The scope of the discussion then expanded to broader digitalization trends, including what Microsoft’s Frenning termed the “democratization of technology.”

“We have watched as technology has become truly democratized over the past 20 years,” he began, concluding by noting, “Tech that used to only be available to the largest companies are now being used by three-person startups. And now it is going beyond that – the next level of innovation will come from users themselves.”

The discussion then shifted to the challenge of adapting regulatory frameworks to the quickening pace of technological innovation. A core issue in that debate, according to DNB’s Figenschou, is a lack of consumer knowledge regarding the platforms they interact with, “We as users have not quite understood that tech is moving faster than ever, faster than the ability of consumers to understand who the relationships with, both in terms of data and money.”

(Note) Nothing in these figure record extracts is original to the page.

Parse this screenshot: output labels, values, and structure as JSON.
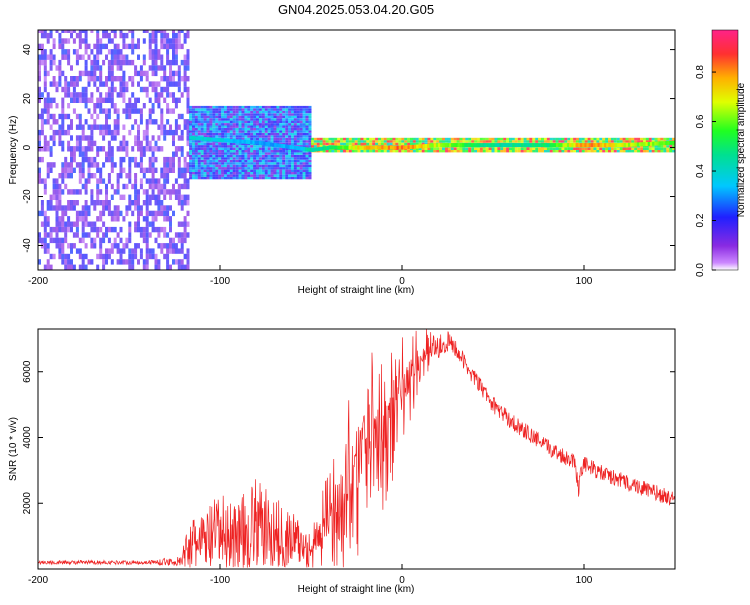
{
  "title": "GN04.2025.053.04.20.G05",
  "colors": {
    "snr_line": "#ee2222",
    "spectrogram_ridge": "#ff2266",
    "noise_purple": "#7b2cf0",
    "axes": "#000000"
  },
  "colorbar": {
    "label": "Normalized spectral amplitude",
    "ticks": [
      "0.0",
      "0.2",
      "0.4",
      "0.6",
      "0.8"
    ],
    "range": [
      0,
      0.97
    ]
  },
  "chart_data": [
    {
      "type": "heatmap",
      "xlabel": "Height of straight line (km)",
      "ylabel": "Frequency (Hz)",
      "xlim": [
        -200,
        150
      ],
      "ylim": [
        -50,
        48
      ],
      "xticks": [
        "-200",
        "-100",
        "0",
        "100"
      ],
      "yticks": [
        "-40",
        "-20",
        "0",
        "20",
        "40"
      ],
      "grid": false,
      "colormap": "rainbow (purple=low, red=high)",
      "regions": [
        {
          "x_range": [
            -200,
            -117
          ],
          "freq_range": [
            -50,
            48
          ],
          "amplitude": [
            0.05,
            0.25
          ],
          "description_value": "broadband noise"
        },
        {
          "x_range": [
            -117,
            -50
          ],
          "freq_center": 2,
          "freq_halfwidth": 15,
          "amplitude": [
            0.1,
            0.4
          ]
        },
        {
          "x_range": [
            -50,
            150
          ],
          "freq_center": 1,
          "freq_halfwidth": 3,
          "amplitude": [
            0.4,
            0.95
          ]
        }
      ],
      "ridge": {
        "x": [
          -117,
          -100,
          -80,
          -60,
          -50,
          -40,
          -20,
          0,
          20,
          50,
          80,
          100,
          120,
          150
        ],
        "freq": [
          4,
          3,
          2,
          0,
          -1,
          0,
          0,
          0,
          1,
          1,
          1,
          1,
          1,
          2
        ],
        "amplitude": [
          0.45,
          0.4,
          0.35,
          0.35,
          0.5,
          0.55,
          0.85,
          0.9,
          0.7,
          0.5,
          0.55,
          0.9,
          0.75,
          0.65
        ]
      }
    },
    {
      "type": "line",
      "xlabel": "Height of straight line (km)",
      "ylabel": "SNR (10 * v/v)",
      "xlim": [
        -200,
        150
      ],
      "ylim": [
        0,
        7300
      ],
      "xticks": [
        "-200",
        "-100",
        "0",
        "100"
      ],
      "yticks": [
        "2000",
        "4000",
        "6000"
      ],
      "grid": false,
      "series": [
        {
          "x": [
            -200,
            -180,
            -160,
            -140,
            -121,
            -118,
            -110,
            -100,
            -90,
            -80,
            -70,
            -60,
            -55,
            -50,
            -45,
            -40,
            -35,
            -30,
            -25,
            -20,
            -15,
            -10,
            -5,
            0,
            5,
            10,
            15,
            20,
            25,
            30,
            35,
            40,
            45,
            50,
            60,
            70,
            80,
            90,
            95,
            97,
            98,
            100,
            110,
            120,
            130,
            140,
            150
          ],
          "y": [
            200,
            200,
            200,
            200,
            230,
            700,
            800,
            1100,
            1000,
            1400,
            1000,
            900,
            700,
            600,
            1000,
            1600,
            2100,
            2600,
            3300,
            4000,
            4000,
            4300,
            4800,
            5400,
            6000,
            6400,
            6700,
            6800,
            6900,
            6700,
            6200,
            5800,
            5400,
            5000,
            4500,
            4100,
            3700,
            3400,
            3300,
            2400,
            3000,
            3200,
            2900,
            2700,
            2500,
            2300,
            2100
          ],
          "spread": [
            60,
            60,
            60,
            60,
            150,
            700,
            900,
            1200,
            1100,
            1400,
            1200,
            900,
            700,
            600,
            1200,
            1800,
            2400,
            2700,
            3000,
            3000,
            2800,
            2500,
            2200,
            1800,
            1400,
            900,
            600,
            400,
            350,
            300,
            250,
            250,
            250,
            250,
            250,
            250,
            250,
            250,
            250,
            250,
            250,
            250,
            250,
            250,
            250,
            250,
            250
          ]
        }
      ]
    }
  ]
}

“The Norwegian ‘dugnad spirit’ translates to companies, too. We know we can be vulnerable. We can ask for help. We can say we don’t know the answer. That allows us to take leaps and fail fast, learning from our mistakes in ways that really propel the innovation ecosystem here in Norway forward.”

Christopher Frenning


About the AmCham Digitalization Forum

The AmCham Digitalization Forum Series was initiated in 2016 in response to wide interest from AmCham member company leaders in better understanding the challenges and opportunities of today’s digital business environment. From sharing best practices to exploring how different member companies have implemented digital transformations, the series aims to foster confidence, inspire collaboration, and promote cross-industry dialogue across the Norwegian-American business community.